RANGKUMAN PERISTIWA DI TANGGAL 29 DESEMBER

 
29 DESEMBER 2003
ERSA SIREGAR, REPORTER SENIOR RCTI, TEWAS 
DALAM KONTAK SENJATA TNI - GAM DI ACEH
Sory Ersa Siregar atau yang akrab disapa Bang Ersa, adalah salah seorang wartawan Indonesia yang bekerja untuk Rajawali Citra Televisi Indonesi (RCTI) yang menjadi korban ketika meliput konflik Aceh pada tahun 2003. Pria kelahiran Brastagi, Sumatra Utara pada tanggal 4 Desember 1951 ini mulai bergabung dan berkarier untuk RCTI pada tahun 1993. Sebelum bergabung dengan RCTI, Ersa pernah bekerja untuk TVRI menjadi pembaca berita di Dunia Dalam Berita antara tahun 1978 sampai dengan tahun 1993. Ersa juga pernah berkarier di PT. Fesda, PT. Satmarindo, Majalah Suasana dan Majalah Keluarga. 
 
ersa-siregar-wartawan-senior-rcti-yang-tewas-saat-disandera-gam-www-agniamedia-com

Ersa sendiri merupakan anak pertama dari sepuluh bersaudara pasangan Baginda Madjid Siregar serta Nurmia Boru Harahap. Setamat bersekolah di Sekolah Menengah Atas (SMA) di Medan, Ersa kemudian merantau ke Jakarta. Dia juga sempat kuliah di sebuah akademi perbankan. Selain itu, beliau juga sempat belajar jurnalistik di Jakarta. Sambil menempuh pendidikan kuliah, Ersa juga bekerja. Saat bergabung dengan RCTI, Ersa Siregar mengawali kariernya sebagai penerjemah/produser, lalu berubah menjadi koordinator daerah, lantas koordinator liputan (korlip) pariwisata, lifestyle dan entertainment, Koordinator Bidang Hukum dan Kriminal kota, dan mulai 16 November 2001 hingga tewas tertembak, posisinya adalah sebagai Koordinator Liputan.

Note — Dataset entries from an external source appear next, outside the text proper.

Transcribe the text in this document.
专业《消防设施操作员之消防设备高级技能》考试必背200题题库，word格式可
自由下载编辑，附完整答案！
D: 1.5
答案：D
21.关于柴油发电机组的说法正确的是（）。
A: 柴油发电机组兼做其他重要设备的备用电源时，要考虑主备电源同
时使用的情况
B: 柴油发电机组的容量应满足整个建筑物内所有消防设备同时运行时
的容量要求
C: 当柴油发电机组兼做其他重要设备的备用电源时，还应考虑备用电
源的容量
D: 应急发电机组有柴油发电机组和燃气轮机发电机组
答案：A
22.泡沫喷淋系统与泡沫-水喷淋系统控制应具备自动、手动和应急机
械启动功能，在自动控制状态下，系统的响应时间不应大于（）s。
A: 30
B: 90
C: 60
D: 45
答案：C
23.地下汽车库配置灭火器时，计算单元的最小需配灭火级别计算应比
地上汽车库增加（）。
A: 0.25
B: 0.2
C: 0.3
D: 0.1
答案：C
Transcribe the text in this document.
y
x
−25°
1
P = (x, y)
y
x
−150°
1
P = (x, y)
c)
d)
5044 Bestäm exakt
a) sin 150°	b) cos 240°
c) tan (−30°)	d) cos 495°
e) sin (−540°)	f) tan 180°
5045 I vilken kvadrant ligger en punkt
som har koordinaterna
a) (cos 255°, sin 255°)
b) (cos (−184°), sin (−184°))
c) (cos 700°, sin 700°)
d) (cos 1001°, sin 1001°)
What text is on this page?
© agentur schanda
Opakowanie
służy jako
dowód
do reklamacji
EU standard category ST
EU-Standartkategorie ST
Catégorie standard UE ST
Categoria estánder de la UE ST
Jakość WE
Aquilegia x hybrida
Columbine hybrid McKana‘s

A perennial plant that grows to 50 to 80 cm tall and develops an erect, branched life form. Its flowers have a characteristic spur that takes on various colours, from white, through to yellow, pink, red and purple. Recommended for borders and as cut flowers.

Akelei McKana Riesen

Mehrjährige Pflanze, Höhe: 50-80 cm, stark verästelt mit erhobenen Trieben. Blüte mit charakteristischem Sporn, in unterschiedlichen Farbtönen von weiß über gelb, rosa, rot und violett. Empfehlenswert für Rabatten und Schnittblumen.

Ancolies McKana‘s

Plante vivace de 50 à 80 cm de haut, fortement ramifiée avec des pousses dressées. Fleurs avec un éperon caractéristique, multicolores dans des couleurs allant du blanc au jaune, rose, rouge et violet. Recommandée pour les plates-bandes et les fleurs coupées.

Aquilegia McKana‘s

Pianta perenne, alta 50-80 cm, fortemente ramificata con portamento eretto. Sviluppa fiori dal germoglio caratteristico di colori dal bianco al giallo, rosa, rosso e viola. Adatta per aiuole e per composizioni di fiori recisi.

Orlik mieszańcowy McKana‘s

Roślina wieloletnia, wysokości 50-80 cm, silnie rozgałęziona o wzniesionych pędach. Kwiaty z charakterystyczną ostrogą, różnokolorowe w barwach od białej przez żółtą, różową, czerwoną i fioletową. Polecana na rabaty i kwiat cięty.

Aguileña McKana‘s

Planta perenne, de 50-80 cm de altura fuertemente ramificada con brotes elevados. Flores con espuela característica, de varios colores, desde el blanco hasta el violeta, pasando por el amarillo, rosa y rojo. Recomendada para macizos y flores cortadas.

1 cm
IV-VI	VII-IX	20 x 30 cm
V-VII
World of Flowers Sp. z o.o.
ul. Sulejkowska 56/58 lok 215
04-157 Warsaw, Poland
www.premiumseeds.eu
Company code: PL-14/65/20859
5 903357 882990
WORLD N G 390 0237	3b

Dikutip dari lamam berita liputan6.com,  Ersa merupakan seorang wartawan yang dikenal ulet dan tekun dalam bekerja. Ia juga dikenal sebagai pribadi yang tegas dan tak kenal lelah sekaligus humoris. Pengalaman Ersa juga tak perlu diragukan lagi sebagai reporter senior dalam dunia pers Indonesia. Sebelum peristiwa penyanderaan oleh GAM dan akhirnya ditemukan telah tewas, pria yang telah dikenal menjadi wartawan sejak tahun 1987 ini pernah ditugaskan ke sejumlah negara guna meliput berbagai kegiatan penting. Maka tak heran, jika Aliansi Jurnalis Independen atau AJI pernah memberikan penghargaan Udin Award 2003 kepada Ersa atas segala dedikasi yang telah diberikan kepadanya.
 
buku-antara-hidup-dan-mati-karya-fery-santoro-memuat-kisah-detail-ersa-dkk-www-agniamedia-com
 
Dikutip dari tirto.id, Ferry Santoso, seorang kamerawan RCTI yang merupakan rekan dari Ersa Siregar, menceritakan pengalamannya saat mereka berdua ditawan oleh anggota Gerakan Aceh Merdeka (GAM) saat sedang bertugas melakukan liputan hasil operasi Pasukan Marinir TNI di Kuala Langsa, Aceh. Ferry Santoso menceritakan bahwa pada Minggu Sore tanggal 29 Juni 2003, seusai solat ashar dalam perjalanan Langsa ke Lhokseumawe untuk balik ke pos mereka. Di perjalanan, mobil Toyota Kijang dengan plat BK 1753 CO yang ditumpangi mereka dihadang oleh sekelompok orang setelah baru melaju sekitar 200 meter dari masjid. Sekelompok pria bersenjata menghadang dan memaksa mereka untuk turun. Kelompok itu muncul dari kiri-kanan selokan jalan di lokasi kejadian.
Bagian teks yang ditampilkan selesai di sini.